Les relecteurs de Cochrane, experts totalement indépendants ont revu un certain nombre d’essais cliniques incluant les vaccins bi et tétravalents. Au total 26 études incluant un total de 73428 femmes, la majorité d’entre elles ayant moins de 26 ans. Mais certaines de ces études incluaient des femmes jusqu’à 45 ans.

Toutes ces études comparaient l’efficacité du vaccin contre un placebo.

Les chercheurs ont considéré deux populations :
– Les femmes qui n’étaient pas porteuses de HPV à haut risque au moment de la vaccination
– Toutes les femmes, quel que soit leur statut HPV au moment de la vaccination.
Ont été prises en compte les lésions cervicales précancéreuses liées aux HPV 16-18 et les lésions cervicales précancéreuses quel que soit le type de HPV. Dix études au total.

Trop tôt pour mesurer l’effet sur les cancers

Le recul était au maximum de huit ans, trop court donc pour mesurer le rôle du vaccin sur la réduction éventuelle du nombre des cancers génitaux

Qu’ont-ils constaté ? Chez les jeunes femmes non porteuses du HPV, la vaccination protégeait de l’apparition du risque de lésions précancéreuses de façon importante :
Alors que chez les jeunes femmes ayant reçu le placebo le risque était de 164/10000 il n’était que de 2/10000 chez les vaccinées.

 

Ils se sont intéressés ensuite aux femmes de 15 à 26 ans qui avaient été vaccinées quel qu’ait été leur statut HPV.
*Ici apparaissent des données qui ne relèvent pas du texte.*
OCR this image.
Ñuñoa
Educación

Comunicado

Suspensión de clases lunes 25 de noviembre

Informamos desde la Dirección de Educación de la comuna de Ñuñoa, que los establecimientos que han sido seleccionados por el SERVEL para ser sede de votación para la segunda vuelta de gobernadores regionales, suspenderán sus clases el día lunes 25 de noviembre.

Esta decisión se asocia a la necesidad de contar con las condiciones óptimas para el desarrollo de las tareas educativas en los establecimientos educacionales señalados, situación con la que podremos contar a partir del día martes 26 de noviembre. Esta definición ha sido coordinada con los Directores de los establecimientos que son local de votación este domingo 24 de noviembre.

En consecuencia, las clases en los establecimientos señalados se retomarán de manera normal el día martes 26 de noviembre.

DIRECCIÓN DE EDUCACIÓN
Baisse  des lésions précancéreuses, pas d’excès des effets secondaires

Pour les virus HPV 16/18, le risque de lésions cervicales précancéreuses tombait de 341/10000 chez les non vaccinées à 147/10000 chez les vaccinées.
Deux remarques : les résultats étaient beaucoup moins parlants chez les femmes plus âgées et le taux d’effets secondaires identique chez les vaccinées et non vaccinées, à 7%

Les auteurs n’ont, en particulier pas répertorié d’événements graves et pas de fausses couches chez les femmes devenues enceintes après la vaccination.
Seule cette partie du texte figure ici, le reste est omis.